北千住駅の乗降人数は東武の本線系統で最多(2020年度1日平均)。地下鉄日比谷線への直通のほか、千代田線、JR常磐線、つくばエクスプレスに乗り換える通勤・通学客でにぎわう。2番目に多い新越谷駅は、高架のJR武蔵野線をさらに跨ぐ高さが特徴で、同線の南越谷駅との乗換駅だ。

越谷駅に列車が“避難”

北隣の越谷駅は、北越谷、越谷レイクタウンと周辺に「越谷」を冠した駅が複数あるなかで、市役所にも近く、古くから街の中心部に位置する。上り・下りそれぞれに島式ホームを挟んで急行線と緩行線、その外側に通過線がある2面6線の駅構造になっている。

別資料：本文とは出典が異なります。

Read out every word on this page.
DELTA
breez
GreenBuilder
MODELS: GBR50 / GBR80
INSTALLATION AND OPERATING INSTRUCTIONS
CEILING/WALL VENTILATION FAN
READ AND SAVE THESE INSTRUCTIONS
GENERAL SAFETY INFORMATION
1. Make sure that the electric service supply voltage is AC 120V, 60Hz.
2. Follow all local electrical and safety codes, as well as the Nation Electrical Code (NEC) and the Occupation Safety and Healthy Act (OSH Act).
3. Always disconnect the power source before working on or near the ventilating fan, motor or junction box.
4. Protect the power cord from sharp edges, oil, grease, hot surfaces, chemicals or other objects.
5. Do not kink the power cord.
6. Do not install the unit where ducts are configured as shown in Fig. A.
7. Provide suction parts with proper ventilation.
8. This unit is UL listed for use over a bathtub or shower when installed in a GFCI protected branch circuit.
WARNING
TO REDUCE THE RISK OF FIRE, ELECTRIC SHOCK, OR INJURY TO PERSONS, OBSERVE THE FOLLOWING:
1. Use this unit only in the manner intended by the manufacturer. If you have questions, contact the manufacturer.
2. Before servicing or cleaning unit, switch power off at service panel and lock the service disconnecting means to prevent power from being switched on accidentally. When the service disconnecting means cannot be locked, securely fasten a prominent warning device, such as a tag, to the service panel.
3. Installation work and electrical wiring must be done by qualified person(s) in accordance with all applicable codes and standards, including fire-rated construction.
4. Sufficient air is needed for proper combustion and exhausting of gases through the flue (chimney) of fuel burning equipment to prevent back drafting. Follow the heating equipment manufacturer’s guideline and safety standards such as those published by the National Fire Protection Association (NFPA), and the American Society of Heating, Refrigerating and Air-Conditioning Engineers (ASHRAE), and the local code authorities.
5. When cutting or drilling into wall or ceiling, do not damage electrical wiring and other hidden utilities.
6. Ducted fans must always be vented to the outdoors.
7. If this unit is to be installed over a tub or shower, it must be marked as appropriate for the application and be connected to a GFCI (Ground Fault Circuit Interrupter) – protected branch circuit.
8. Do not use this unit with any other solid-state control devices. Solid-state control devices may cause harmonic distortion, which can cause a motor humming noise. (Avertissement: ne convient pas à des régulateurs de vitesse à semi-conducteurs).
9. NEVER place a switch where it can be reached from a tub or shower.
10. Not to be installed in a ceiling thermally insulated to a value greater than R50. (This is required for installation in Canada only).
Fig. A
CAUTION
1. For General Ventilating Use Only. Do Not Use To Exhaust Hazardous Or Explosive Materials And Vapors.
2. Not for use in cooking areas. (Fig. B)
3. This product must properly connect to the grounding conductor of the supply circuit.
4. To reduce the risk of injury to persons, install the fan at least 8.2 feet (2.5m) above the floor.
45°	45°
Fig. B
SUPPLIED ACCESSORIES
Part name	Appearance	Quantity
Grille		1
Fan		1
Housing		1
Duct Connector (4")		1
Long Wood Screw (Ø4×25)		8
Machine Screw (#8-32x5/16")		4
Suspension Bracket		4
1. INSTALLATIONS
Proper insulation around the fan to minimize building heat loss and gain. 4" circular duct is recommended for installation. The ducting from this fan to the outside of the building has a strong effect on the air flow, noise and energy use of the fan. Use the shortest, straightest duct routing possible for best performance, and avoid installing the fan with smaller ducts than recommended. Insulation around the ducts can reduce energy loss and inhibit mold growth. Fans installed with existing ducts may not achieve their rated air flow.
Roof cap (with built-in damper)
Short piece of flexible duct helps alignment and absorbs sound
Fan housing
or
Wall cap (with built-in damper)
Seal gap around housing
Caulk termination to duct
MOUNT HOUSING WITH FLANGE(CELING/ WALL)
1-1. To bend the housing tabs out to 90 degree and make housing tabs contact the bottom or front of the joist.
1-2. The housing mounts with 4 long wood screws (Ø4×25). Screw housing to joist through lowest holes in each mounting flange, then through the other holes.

7月3日の終電後、静まり返った深夜の越谷駅に6本の電車が集結する光景が見られた。これは東武鉄道が東武スカイツリーライン、日光線、東武アーバンパークラインの一部区間を対象に実施した「車両避難訓練」の一場面。台風の接近を想定して「あらかじめ策定した避難計画案に基づき、車両を車両基地から非浸水エリアである高架区間に移動させる」ための手順を確認する目的だ。

車両基地の南栗橋車両管区から2本、春日部支所から4本の列車を越谷駅まで臨時回送列車として走らせたほか、東武アーバンパークラインでも七光台支所から2本の列車を高架の野田市駅へ移動させた。乗務員は業平橋、春日部、南栗橋、七光台の各乗務管区から参加した。